Today’s Shrove Tuesday, also known as Pancake Day…
Musing on ancient customs and religious roots…
Penitence
It’s a day of penitence and confession in preparation for the start of Lent tomorrow.
Over 1000 years ago a monk wrote in the Anglo-Saxon Ecclesiastical Institutes: ‘In the week immediately before Lent everyone shall go to his confessor and confess his deeds and the confessor shall so shrive him..’
Shrove Tuesday gets its name from the ritual of ‘shriving’ where a person confesses their sins and receives absolution for them from the priest. Sins are forgiven and their guilt and pain removed.
Pancakes
It’s a day of celebration as the last chance to feast before Easter.
Shrove Tuesday is also called Mardi Gras – the French for ‘Fat Tuesday’. Both originate in ancient pagan festivals for fertility and spring, filled with uninhibited immorality and indulgence in everything.

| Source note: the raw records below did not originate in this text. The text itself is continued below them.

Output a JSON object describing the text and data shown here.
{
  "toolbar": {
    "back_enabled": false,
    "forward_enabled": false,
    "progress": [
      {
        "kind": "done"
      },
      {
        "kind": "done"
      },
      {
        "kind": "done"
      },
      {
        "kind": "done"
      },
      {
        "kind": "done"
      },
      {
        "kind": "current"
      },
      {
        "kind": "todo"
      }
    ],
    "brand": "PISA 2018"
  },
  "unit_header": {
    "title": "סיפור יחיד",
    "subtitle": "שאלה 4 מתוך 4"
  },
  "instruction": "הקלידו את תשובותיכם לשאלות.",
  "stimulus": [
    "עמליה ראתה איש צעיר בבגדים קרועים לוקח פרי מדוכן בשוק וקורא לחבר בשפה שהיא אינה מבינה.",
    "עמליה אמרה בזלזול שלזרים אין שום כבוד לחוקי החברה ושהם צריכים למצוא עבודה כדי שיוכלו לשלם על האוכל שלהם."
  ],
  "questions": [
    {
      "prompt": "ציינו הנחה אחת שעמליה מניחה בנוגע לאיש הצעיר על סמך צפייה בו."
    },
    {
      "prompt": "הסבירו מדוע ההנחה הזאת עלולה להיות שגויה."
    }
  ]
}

Christians adopted and adapted this festival in a day of feasting, using up foods that weren’t allowed in Lent – such as meat and fish: pancakes could use up butter, eggs, fats and milk that would also be given up during Lent.
Preparation
It’s the day for deciding and declaring the Lent abstinence or sacrifice that’s being made.
Traditionally Lent, starting tomorrow, is a time of abstinence, fasting, prayer, giving things up. More recently some church traditions have been more positive, determining to do daily acts of generosity and kindness throughout Lent.
Either way it’s about living a more deliberate, disciplined life in preparation for Easter.
Personally…
I welcome
- Penitence – focusing on self-examination, reflecting on what I need to be sorry for and put right. Being shriven is a good thing!
- Pancakes – balancing the solemnity of confession with the joy of celebration.
- Preparation – being more disciplined in my life and considering abstinence or sacrifice.
- Personally – Easter is central to my Christian faith; Shrove Tuesday is the first step in my journey to get there.